Jamie’s Story

Music Access- What it's meant for me and how it's shaped my life's work:

As a young child, some of my earliest musical memories are of me creating my own songs or singing myself to sleep while trying to remember all of the words to the Twelve Days of Christmas. It was the 1980s, and I lived in Brooklyn, NY in government housing with my older brother and mother who had migrated from the Dominican Republic a few years prior. 

At the time, most of my music education came from the merengue and bachata that my family blasted on the weekends, or the latest Madonna hits entering my window from the boomboxes outside. For me, singing was a gateway to my own world of imagination, where I could escape some of our difficulties, or express the complicated feelings I had day to day.  

Years later, we moved to Florida where my mother remarried, and I witnessed physical and verbal abuse for the first time in my life. I was in a constant state of anxiety, trying desperately not to anger anyone. I joined a choral program at my high school which quickly became a way to cope with what was going on at home and allowed me to express myself in a safe and welcoming environment. 

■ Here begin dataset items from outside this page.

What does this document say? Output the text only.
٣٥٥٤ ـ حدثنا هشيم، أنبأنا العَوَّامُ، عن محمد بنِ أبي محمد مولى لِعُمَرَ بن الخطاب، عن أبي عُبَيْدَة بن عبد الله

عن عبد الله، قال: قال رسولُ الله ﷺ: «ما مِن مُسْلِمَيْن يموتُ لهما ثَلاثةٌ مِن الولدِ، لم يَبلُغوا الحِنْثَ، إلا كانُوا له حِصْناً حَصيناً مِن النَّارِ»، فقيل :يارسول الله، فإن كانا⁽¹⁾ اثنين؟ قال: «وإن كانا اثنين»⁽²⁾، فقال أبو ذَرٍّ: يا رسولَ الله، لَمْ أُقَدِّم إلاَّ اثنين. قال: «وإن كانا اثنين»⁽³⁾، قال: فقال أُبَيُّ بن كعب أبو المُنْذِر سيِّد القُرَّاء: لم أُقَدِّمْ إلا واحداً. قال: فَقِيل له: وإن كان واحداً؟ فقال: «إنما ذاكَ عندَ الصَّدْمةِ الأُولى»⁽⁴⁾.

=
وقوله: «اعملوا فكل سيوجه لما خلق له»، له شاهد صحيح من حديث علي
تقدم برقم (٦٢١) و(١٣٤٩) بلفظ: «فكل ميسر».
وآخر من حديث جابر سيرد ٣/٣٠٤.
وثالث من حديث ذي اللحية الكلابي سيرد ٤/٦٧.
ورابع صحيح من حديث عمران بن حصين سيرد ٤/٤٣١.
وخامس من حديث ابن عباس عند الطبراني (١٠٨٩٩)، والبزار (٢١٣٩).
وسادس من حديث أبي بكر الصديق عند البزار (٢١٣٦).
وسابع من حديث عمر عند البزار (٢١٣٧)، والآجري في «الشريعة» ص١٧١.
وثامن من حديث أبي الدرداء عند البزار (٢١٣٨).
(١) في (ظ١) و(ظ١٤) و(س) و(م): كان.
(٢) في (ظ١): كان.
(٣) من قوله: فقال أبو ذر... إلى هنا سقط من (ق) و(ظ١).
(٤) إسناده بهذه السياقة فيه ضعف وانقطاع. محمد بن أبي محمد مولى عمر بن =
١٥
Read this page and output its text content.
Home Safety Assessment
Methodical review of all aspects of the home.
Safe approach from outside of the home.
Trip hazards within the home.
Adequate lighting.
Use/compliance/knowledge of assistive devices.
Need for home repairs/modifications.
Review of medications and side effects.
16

I had the great fortune of being mentored by some pretty amazing humans (shout out to my high school choral director Harold Bradley, voice teacher Sonia Santiago, Coach Wood, and many others), and through them, my innate gifts were nurtured, and my musical skills were sharpened, leading me to receive a full scholarship to study voice performance and music education at Florida State University.  

Being a part of a choral program provided me with a place that felt safer and more stable than my actual home. It was a place where I could show up as myself and feel confident in knowing that I was offering something of value to those around me through not just my singing voice, but my perspective, my story, my life experience. And my chorus peers offered the same. Becoming friends with them showed me that I could make better choices for myself and that there was a different way to live life.  

This is what stands out for me when I look back - the importance of being in a community with people who were different from me. It was all of us achieving together something greater than ourselves. It was all of us learning from each other and approaching our relationships with more awareness, empathy, compassion, and understanding. 

I went on to earn music degrees from FSU and the University of Miami with a very clear personal mission - to give back what was given to me and empower young people through choral music. 

In 2011, I started The Children’s Voice Chorus (CVC) in Miami. Our nonprofit uses high-quality music education to positively impact the lives of young singers of all cultural and socioeconomic backgrounds. 

What started with 21 singers in 2011 has gone on to serve 400 students, birth through 18 in three core programs: year-round choral performance, early music education, and summer camp. Our vision is to unite diverse students from across Miami-Dade County through the universal language of music, teaching them to sing beautifully together and to express and appreciate the difference and value in our individual voices. It’s been so amazing to watch our students form lasting bonds with each other through music. No matter what they are arriving to rehearsal with on any given day, they are welcomed into a space where we invite them to be fully and bravely themselves - just as I was when I most needed it.

In addition to the community aspects, our students have performed all over Miami-Dade and in choral festivals in New York City, New Orleans, and in Hawaii. In February of 2020, we sang at Super Bowl LIV with Yolanda Adams. They had an opportunity to make music with top-tier celebrities and record in Miami’s famous Criteria Studios. The energy of the stadium was palpable. All of the students were over the moon with excitement. Here we were, wide-eyed, performing in front of thousands of fans and an estimated 96.4 million tv viewers, and I could not help but think about the first students we had in 2011 who were now seniors, who had grown into wonderful musicians, standing on the 100-yard line alongside Demi Lovato. I felt immensely grateful for the opportunity that CVC afforded every singer that day. All of their stories were vastly different, but there we were, together, on a national stage. 

When I first started singing as a child, or in my high school chorus, I didn’t know that I’d be where I am today. I didn’t know where CVC would be when we first started. But I knew how much being in a chorus changed my life for the better and, 10 years in, I see the impact that it has had on our students. I see myself in their stories. I see the child who has innate gifts and needs a space to nurture them. I see the child who was lonely and didn’t fit in until they joined our community. I see the child who has struggles at home or needs stability. I see the child who struggles with their mental health. I see the child who was told that they would not succeed and persevered anyway. I see the child who is in utter bliss while they sing in harmony with others. 

I see them because I was them, and I know that in nurturing them over the last 10 years, we’ve not only instilled musical skills that set them up for success in future endeavors, but also life skills that prepare them to be upstanding citizens in diverse communities.

Without my childhood experience with singing, I wouldn’t have nearly the understanding of the ways singing can make children feel seen and heard when they need it most. But I am grateful that my difficult experiences led me to that understanding, and hope to continue paying it forward as we navigate our changing world.